Jak urządzić domową pracownię artystyczną? Metamorfoza
Zaczynając swoją przygodę z DIY wynajmowaliśmy pokój wraz z dzieloną kuchnią i łazienką. Moja pracownia to był jeden z kątków w ówdzie pokoju. 4 półki i biurko z 2 szufladami, a i tak to było wiele miejsca do zagospodarowania.
Po jakimś czasie przeprowadziliśmy się do domu z 3 pokojami. A to oznaczało, że jeden z pokoi będzie służył za pracownie. Urządziłam się dosyć szybko, ale bez konkretnego ładu i składu. Nie miałam wyznaczonych miejsc na odpowiednie przydasie. Po jakimś czasie niestety nie wiedziałam gdzie czego mam szukać. Doprowadziło to do chaosu, który zaczął przeszkadzać w pracy. Zdecydowałam kupić kilka nowych rzeczy i stworzyć miejsce intuicyjne oraz ładne.
Muszę przyznać, że od razu miałam konkretny plan jak to ma wyglądać, wiedziałam, że chce wykorzystać do tej metamorfozy przedmioty, które już mam, tak aby zniwelować koszty inwestycji. Oczywiście, niektóre rzeczy należało już dawno wyrzucić.
Zależało mi, aby uzyskać więcej przestrzeni i dostępu do okna oraz ciekawego tła, które wykorzystam do filmowania.
Skupiłam się na skondensowaniu wszystkich rzeczy w jednym miejscu czyli w moim przypadku najpotrzebniejsze akcesoria są na jednej ścianie. Aktualnie w pracy przy biurku otrzymuję więcej światła z powodu konkretnego umieszczenia stołu, czym jestem zachwycona.
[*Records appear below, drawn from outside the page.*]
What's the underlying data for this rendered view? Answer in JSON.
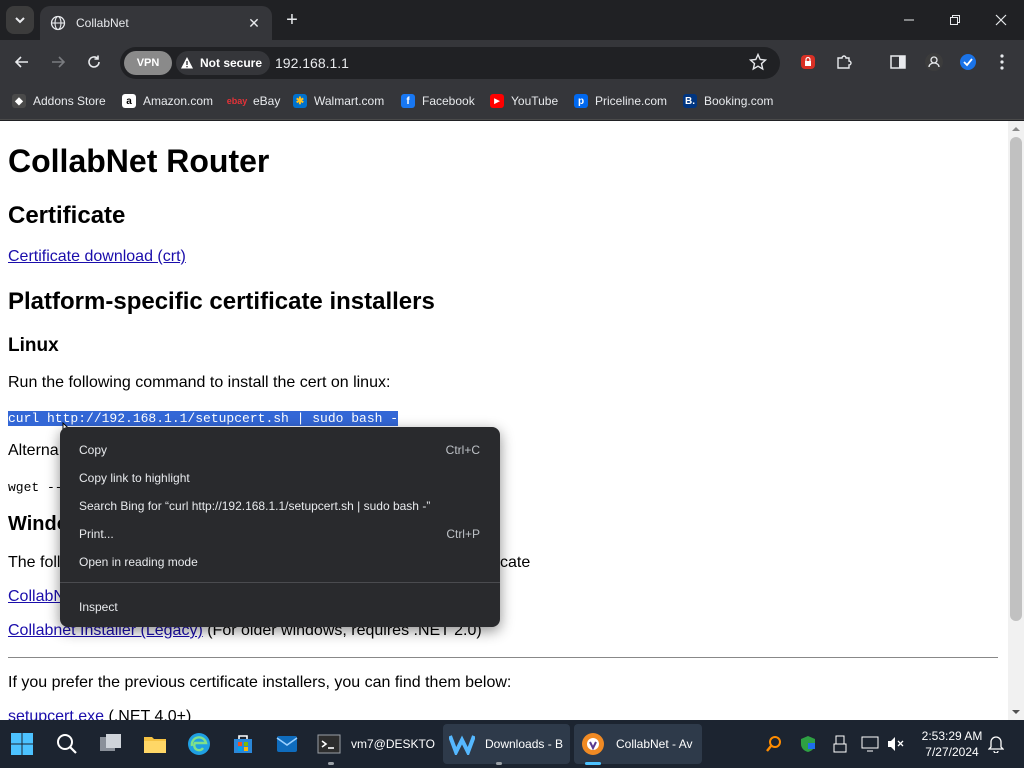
{
  "browser": {
    "tab_title": "CollabNet",
    "vpn_label": "VPN",
    "security_label": "Not secure",
    "url": "192.168.1.1",
    "bookmarks": [
      {
        "label": "Addons Store",
        "color": "#5f6368"
      },
      {
        "label": "Amazon.com",
        "color": "#ffffff"
      },
      {
        "label": "eBay",
        "color": "#e53238"
      },
      {
        "label": "Walmart.com",
        "color": "#0071ce"
      },
      {
        "label": "Facebook",
        "color": "#1877f2"
      },
      {
        "label": "YouTube",
        "color": "#ff0000"
      },
      {
        "label": "Priceline.com",
        "color": "#0068ef"
      },
      {
        "label": "Booking.com",
        "color": "#003580"
      }
    ]
  },
  "page": {
    "h1": "CollabNet Router",
    "h2_certificate": "Certificate",
    "cert_link": "Certificate download (crt)",
    "h2_installers": "Platform-specific certificate installers",
    "h3_linux": "Linux",
    "linux_instruction": "Run the following command to install the cert on linux:",
    "curl_command": "curl http://192.168.1.1/setupcert.sh | sudo bash -",
    "alt_partial": "Alterna",
    "wget_partial": "wget --",
    "windows_partial": "Windo",
    "following_partial": "The foll",
    "following_tail": "cate",
    "collab_link_partial": "CollabN",
    "legacy_link": "Collabnet Installer (Legacy)",
    "legacy_note": " (For older windows, requires .NET 2.0)",
    "previous_text": "If you prefer the previous certificate installers, you can find them below:",
    "setupcert_link": "setupcert.exe",
    "setupcert_note": " (.NET 4.0+)"
  },
  "context_menu": {
    "items": [
      {
        "label": "Copy",
        "shortcut": "Ctrl+C"
      },
      {
        "label": "Copy link to highlight",
        "shortcut": ""
      },
      {
        "label": "Search Bing for “curl http://192.168.1.1/setupcert.sh | sudo bash -”",
        "shortcut": ""
      },
      {
        "label": "Print...",
        "shortcut": "Ctrl+P"
      },
      {
        "label": "Open in reading mode",
        "shortcut": ""
      },
      {
        "label": "Inspect",
        "shortcut": ""
      }
    ]
  },
  "taskbar": {
    "apps": [
      {
        "label": "vm7@DESKTO"
      },
      {
        "label": "Downloads - B"
      },
      {
        "label": "CollabNet - Av"
      }
    ],
    "time": "2:53:29 AM",
    "date": "7/27/2024"
  },
  "colors": {
    "selection": "#3367d6",
    "link": "#1a0dab",
    "menu_bg": "#292a2d",
    "taskbar_bg": "#1c2430"
  }
}
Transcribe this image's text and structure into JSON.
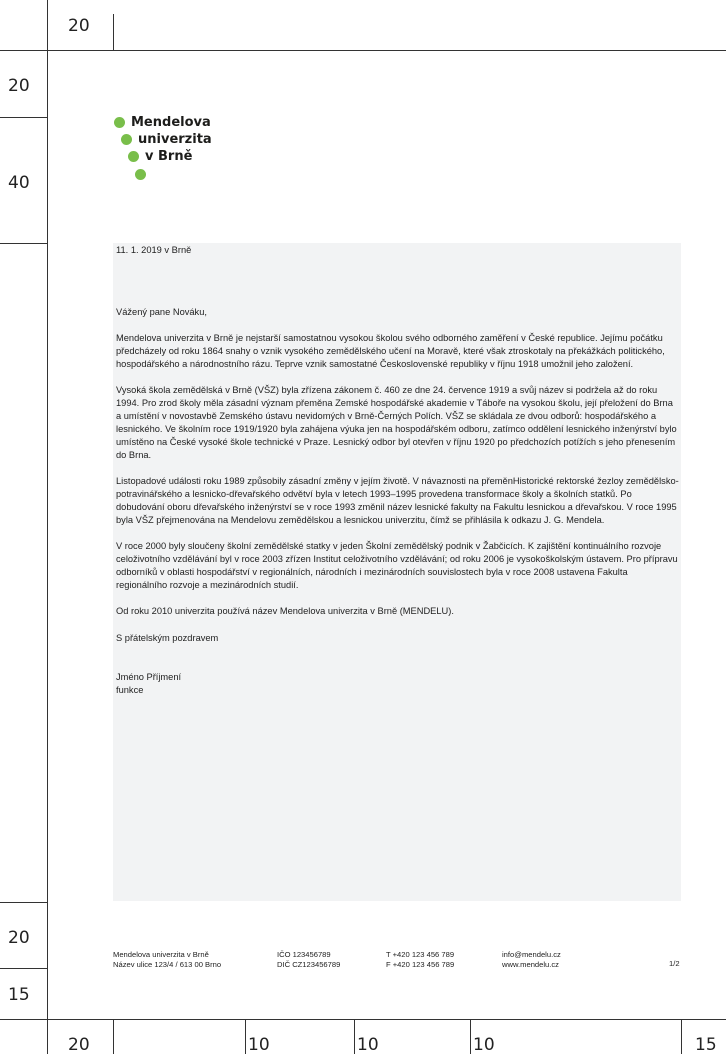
{
  "margins": {
    "top_left": "20",
    "left_top": "20",
    "left_logo": "40",
    "left_footer_a": "20",
    "left_footer_b": "15",
    "bottom": [
      "20",
      "10",
      "10",
      "10",
      "15"
    ]
  },
  "logo": {
    "line1": "Mendelova",
    "line2": "univerzita",
    "line3": "v Brně",
    "dot_color": "#79be4a"
  },
  "letter": {
    "date": "11. 1. 2019 v Brně",
    "salutation": "Vážený pane Nováku,",
    "paragraphs": [
      "Mendelova univerzita v Brně je nejstarší samostatnou vysokou školou svého odborného zaměření v České republice. Jejímu počátku předcházely od roku 1864 snahy o vznik vysokého zemědělského učení na Moravě, které však ztroskotaly na překážkách politického, hospodářského a národnostního rázu. Teprve vznik samostatné Československé republiky v říjnu 1918 umožnil jeho založení.",
      "Vysoká škola zemědělská v Brně (VŠZ) byla zřízena zákonem č. 460 ze dne 24. července 1919 a svůj název si podržela až do roku 1994. Pro zrod školy měla zásadní význam přeměna Zemské hospodářské akademie v Táboře na vysokou školu, její přeložení do Brna a umístění v novostavbě Zemského ústavu nevidomých v Brně-Černých Polích. VŠZ se skládala ze dvou odborů: hospodářského a lesnického. Ve školním roce 1919/1920 byla zahájena výuka jen na hospodářském odboru, zatímco oddělení lesnického inženýrství bylo umístěno na České vysoké škole technické v Praze. Lesnický odbor byl otevřen v říjnu 1920 po předchozích potížích s jeho přenesením do Brna.",
      "Listopadové události roku 1989 způsobily zásadní změny v jejím životě. V návaznosti na přeměnHistorické rektorské žezloy zemědělsko-potravinářského a lesnicko-dřevařského odvětví byla v letech 1993–1995 provedena transformace školy a školních statků. Po dobudování oboru dřevařského inženýrství se v roce 1993 změnil název lesnické fakulty na Fakultu lesnickou a dřevařskou. V roce 1995 byla VŠZ přejmenována na Mendelovu zemědělskou a lesnickou univerzitu, čímž se přihlásila k odkazu J. G. Mendela.",
      "V roce 2000 byly sloučeny školní zemědělské statky v jeden Školní zemědělský podnik v Žabčicích. K zajištění kontinuálního rozvoje celoživotního vzdělávání byl v roce 2003 zřízen Institut celoživotního vzdělávání; od roku 2006 je vysokoškolským ústavem. Pro přípravu odborníků v oblasti hospodářství v regionálních, národních i mezinárodních souvislostech byla v roce 2008 ustavena Fakulta regionálního rozvoje a mezinárodních studií.",
      "Od roku 2010 univerzita používá název Mendelova univerzita v Brně (MENDELU)."
    ],
    "closing": "S přátelským pozdravem",
    "signature_name": "Jméno Příjmení",
    "signature_role": "funkce"
  },
  "footer": {
    "org_name": "Mendelova univerzita v Brně",
    "org_address": "Název ulice 123/4 / 613 00 Brno",
    "ico": "IČO 123456789",
    "dic": "DIČ CZ123456789",
    "tel": "T +420 123 456 789",
    "fax": "F +420 123 456 789",
    "email": "info@mendelu.cz",
    "web": "www.mendelu.cz",
    "page": "1/2"
  }
}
Moje softboxy, statyw i aparat cały czas są gotowe do pracy, co zmiesza czas na przygotowanie się do zdjęć czy filmów.
Przemeblowanie
Metamorfozę rozpoczęłam od przemeblowania. Wysoką szafkę przeniosłam na przeciwległą ścianę, która nie zasłania już pół pokoju. Umieściłam w niej książki i drukarkę.
Masywna, wisząca szafka jest teraz na podłodze, co dodało lekkości, a zamiast niej mam wielofunkcyjną tablicę perforowaną.
Na środku, przy oknie stoi lekki stolik, który w razie potrzeby mogę odpowiednio ustawić do robienia zdjęć. Gładki, biały blat stosuję jako tło. Dokupiłam również kilka tapet i oklein, które nakładam na stół dzięki temu mam możliwość dopasowywania tła do kompozycji panującej na zdjęciu. Pod stolikiem ukrywa się mała, 3 szufladowa, metalowa komoda. Jeżeli potrzebuję mieć pusty stół wszystko wkładam właśnie tam, aby wciąż było pod ręką.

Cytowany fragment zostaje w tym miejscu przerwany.